A specific case study was conducted in which ideal scenario 1 was compared to both Case-2 and Case-3 eventualities. We conducted a performance investigation with several compensation devices to determine the optimal compensation device for enhancing PQ and PS parameters with and without repowering the WF during the wake while raising the WT hub height from 80 to 100 m. A significant quantity of P repowering was found at the highest recuperation of deficiencies, owing to a wake of up to 48%. Our primary goal was to create a device that aids in Q repowering while maintaining V, F, Z, and PF at PCC at the closest nominal number. It is determined that among the compensating devices considered, the UPFC is the most cost-effective and optimal for Q repowering while retaining PS parameters at PCC. As a result, the UPFC kept V up to 1.002 pu, suppressing frequency transients in the 49.88–50.17 Hz region and preventing any resonance while keeping the power factor within acceptable limits.

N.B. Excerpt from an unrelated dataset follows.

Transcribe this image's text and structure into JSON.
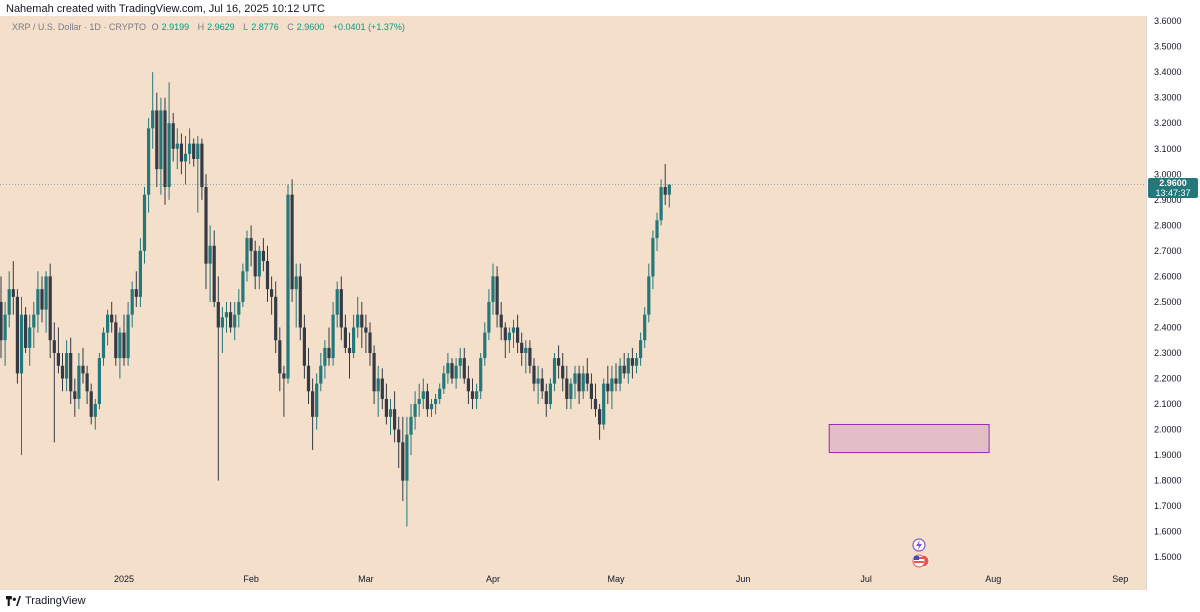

According to our research, scenario 12 has the largest yearly generation after repowering and the shortest payback time, followed by scenarios 10 and 7. In contrast, scenario 6 has the worst performance, with the lowest yearly generation and the longest payback time after repowering. The study results demonstrate that the proposed scenarios for the renovation of wake-affected WFs linked to a weak grid are possible. Furthermore, repowering a planned system results in a large decrease in CO2 emissions, which contributes to a greener environment. The research described in this paper will aid policymakers and financiers in finding appropriate repowering approaches for maximizing the return on investment in large-scale projects in Pakistan’s industrial sector.